The Justice Department said 73-year-old Walter Kendall Myers was sentenced along with his wife, 72-year-old Gwendolyn Myers, who was sent to prison for 81 months for helping her husband steal U.S. secrets.
In court Friday, Walter Myers said he and his wife did not take up espionage for money, or because they were anti-American, but because of their beliefs. Myers said their overriding objective was to help the Cuban people defend their revolution. Judge Reggie Walton told the couple that if they believed in the revolution, they should have defected.
FBI agents arrested Myers and his wife in June of last year.
Walter Myers pleaded guilty to two counts of wire fraud and conspiracy to commit espionage last November.

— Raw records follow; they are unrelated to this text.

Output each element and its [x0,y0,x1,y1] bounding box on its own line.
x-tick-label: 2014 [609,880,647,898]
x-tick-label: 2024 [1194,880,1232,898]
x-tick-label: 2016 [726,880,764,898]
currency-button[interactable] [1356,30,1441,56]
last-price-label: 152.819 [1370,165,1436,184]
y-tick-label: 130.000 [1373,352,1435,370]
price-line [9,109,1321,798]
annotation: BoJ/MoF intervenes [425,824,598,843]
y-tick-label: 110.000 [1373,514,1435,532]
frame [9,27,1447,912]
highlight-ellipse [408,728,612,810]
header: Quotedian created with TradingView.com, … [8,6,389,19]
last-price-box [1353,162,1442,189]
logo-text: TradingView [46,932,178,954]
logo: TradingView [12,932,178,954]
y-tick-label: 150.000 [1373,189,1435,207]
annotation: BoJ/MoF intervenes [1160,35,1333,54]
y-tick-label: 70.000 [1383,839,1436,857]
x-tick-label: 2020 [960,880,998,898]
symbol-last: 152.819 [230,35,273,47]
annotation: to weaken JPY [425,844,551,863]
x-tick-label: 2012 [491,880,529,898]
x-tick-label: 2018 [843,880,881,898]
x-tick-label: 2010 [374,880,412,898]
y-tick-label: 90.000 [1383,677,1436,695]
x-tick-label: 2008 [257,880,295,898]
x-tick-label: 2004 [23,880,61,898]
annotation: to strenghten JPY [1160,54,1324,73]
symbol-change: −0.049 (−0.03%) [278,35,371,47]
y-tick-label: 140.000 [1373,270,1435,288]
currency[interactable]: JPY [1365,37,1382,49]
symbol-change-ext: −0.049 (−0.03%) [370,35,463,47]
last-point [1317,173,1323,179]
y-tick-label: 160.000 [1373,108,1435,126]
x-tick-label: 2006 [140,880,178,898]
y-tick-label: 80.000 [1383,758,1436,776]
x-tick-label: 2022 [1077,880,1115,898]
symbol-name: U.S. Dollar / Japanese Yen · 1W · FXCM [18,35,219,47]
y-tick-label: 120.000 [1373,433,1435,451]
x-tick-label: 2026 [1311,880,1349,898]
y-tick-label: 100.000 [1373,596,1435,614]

His wife, who never held a U.S. government security clearance, pleaded guilty to conspiracy to gather and transmit national defense information. Myers agreed to pay a fine of more than $1.7 million - the amount of money he earned during his years as a government employee.
U.S. authorities say the Myerses made a conscious decision to betray the United States by covertly providing classified national defense information to the Cuban government, and that their punishment should serve as a clear warning to others who would willingly compromise the nation's most sensitive classified information.
Walter Kendall began working for the State Department in 1977 as an instructor at the State Department's Foreign Service Institute in Arlington, Virginia. He moved away from Washington briefly, but then returned and resumed his work with the institute.
The Justice Department says he also worked for the State Department's Bureau of Intelligence and Research. He received his top secret security clearance in 1985, and in 1999, also was granted access to "sensitive compartmental information." Between August 2006 and October 2007, when he retired, Walter Myers viewed more than 200 sensitive or classified intelligence reports related to Cuba.
He and his wife were also accused of meeting with then-Cuban President Fidel Castro in 1995. Mr. Castro said he did not recall meeting the couple in Cuba and that the case against them was "ridiculous."
Some information for this report was provided by AFP, AP and Reuters.